I don’t even remember how the topic was brought up in a biology lab of all places, but I do remember with extreme clarity how her comment made me feel.
Broken. Angry. Desperate to prove her wrong.
I yearned to find the gumption that always seemed to show up to an argument five minutes too late. To give her a detailed list a mile long of reasons why high school sweethearts are the epitome of true love; the ultimate #RelationshipGoals.
Instead, I just sat there in silence. Stewing, cringing . . . not paying any attention to the anatomy of a cell.
How do you possibly explain that being young and in love does not in any way diminish the quality of that love?
The feelings I felt for my husband when we started dating when I was 17 may have dulled in excitement, but not in passion. If anything, that has only grown.
This past September, we celebrated 10 years together as a couple and nearly five years of marriage. While most people have to secretly cyber stalk their old high school sweethearts on Facebook or flip through old black and white yearbook pages, I simply have to look across the room.
Sure, our conversations can be slow at times, having exhausted our list of unheard stories years ago. But that means we have reached a level of comfort in silence that with anyone else would seem awkward. I love that I can spend a whole day with him without saying a word and still feel completely fulfilled by his presence alone.
I have loved him through his baby-faced, acne-covered years, and he has loved me through childbirth and a few too many DIY hair dying disasters. We have been study partners, birthing partners, late-night feeding partners, and everything in between.
There is a unique beauty to our relationship that I believe warrants true merit. Everything we have today, we built together. Our home, the things it is filled with, even our child are all perfect representations of the two of us. Imperfectly blended. Impossible to divide.
Since that fateful biology lab I have spent quite a bit of time reflecting on our life together and how finding each other so young changed how we saw our relationship.
Though I know everyone’s love story is different, though nonetheless special, I am so thankful mine started at age 17.
My husband knows how to make me smile even on my saltiest day.
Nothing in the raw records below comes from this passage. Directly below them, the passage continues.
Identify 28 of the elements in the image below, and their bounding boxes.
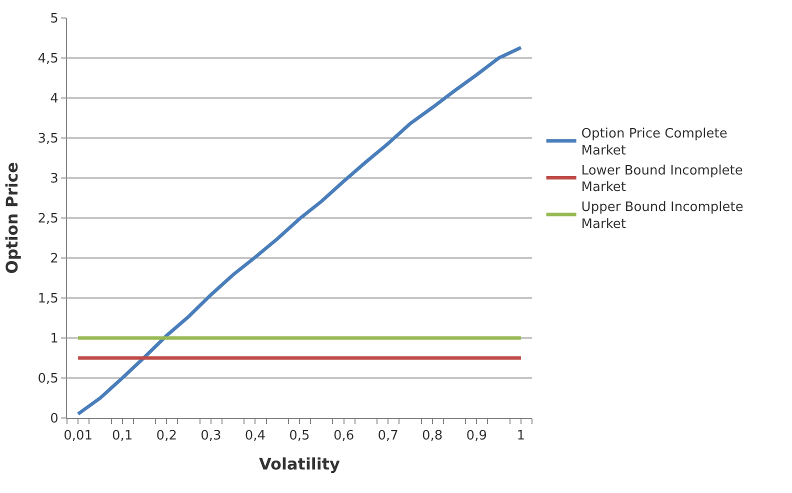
y-tick-label: 4,5: [38, 52, 58, 67]
y-tick-label: 0,5: [38, 372, 58, 387]
y-tick-label: 1,5: [38, 292, 58, 307]
x-tick-label: 0,5: [289, 428, 310, 444]
y-tick-label: 4: [50, 92, 58, 107]
x-tick-label: 0,8: [422, 428, 443, 444]
legend-label: Upper Bound Incomplete Market: [581, 200, 744, 232]
y-tick-label: 3: [50, 172, 58, 187]
x-tick-label: 0,01: [64, 428, 93, 444]
x-tick-label: 1: [516, 428, 526, 444]
x-tick-label: 0,9: [466, 428, 487, 444]
x-tick-label: 0,6: [333, 428, 354, 444]
line-series: [76, 46, 523, 416]
legend-label: Lower Bound Incomplete Market: [581, 163, 743, 196]
y-tick-label: 0: [50, 412, 58, 427]
x-tick-label: 0,1: [112, 428, 133, 444]
x-tick-label: 0,2: [156, 428, 177, 444]
y-axis-title: Option Price: [2, 162, 22, 274]
y-tick-label: 3,5: [38, 132, 58, 147]
y-tick-label: 2,5: [38, 212, 58, 227]
y-tick-label: 2: [50, 252, 58, 267]
x-axis-title: Volatility: [259, 454, 341, 474]
legend-label: Option Price Complete Market: [581, 126, 728, 158]
y-tick-label: 5: [50, 12, 58, 27]
y-tick-label: 1: [50, 332, 58, 347]
x-tick-label: 0,4: [244, 428, 266, 444]
x-tick-label: 0,7: [378, 428, 398, 444]
x-tick-label: 0,3: [200, 428, 222, 444]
He knows when I need to be loved and when I need to be left alone. Likewise, I know his every tick. What makes him happy and what he would rather not think about. I know because I have grown up beside him and learned along the way.
This profoundly God-given gift of finding love so young in life is one of my most cherished blessings and proudest accomplishments. Although I may still not know the anatomy of a cell, I know with absolute certainty that my life has only been changed for the better by marrying my first and only love.
If you start dating in high school and know he’s the one, why wait, right?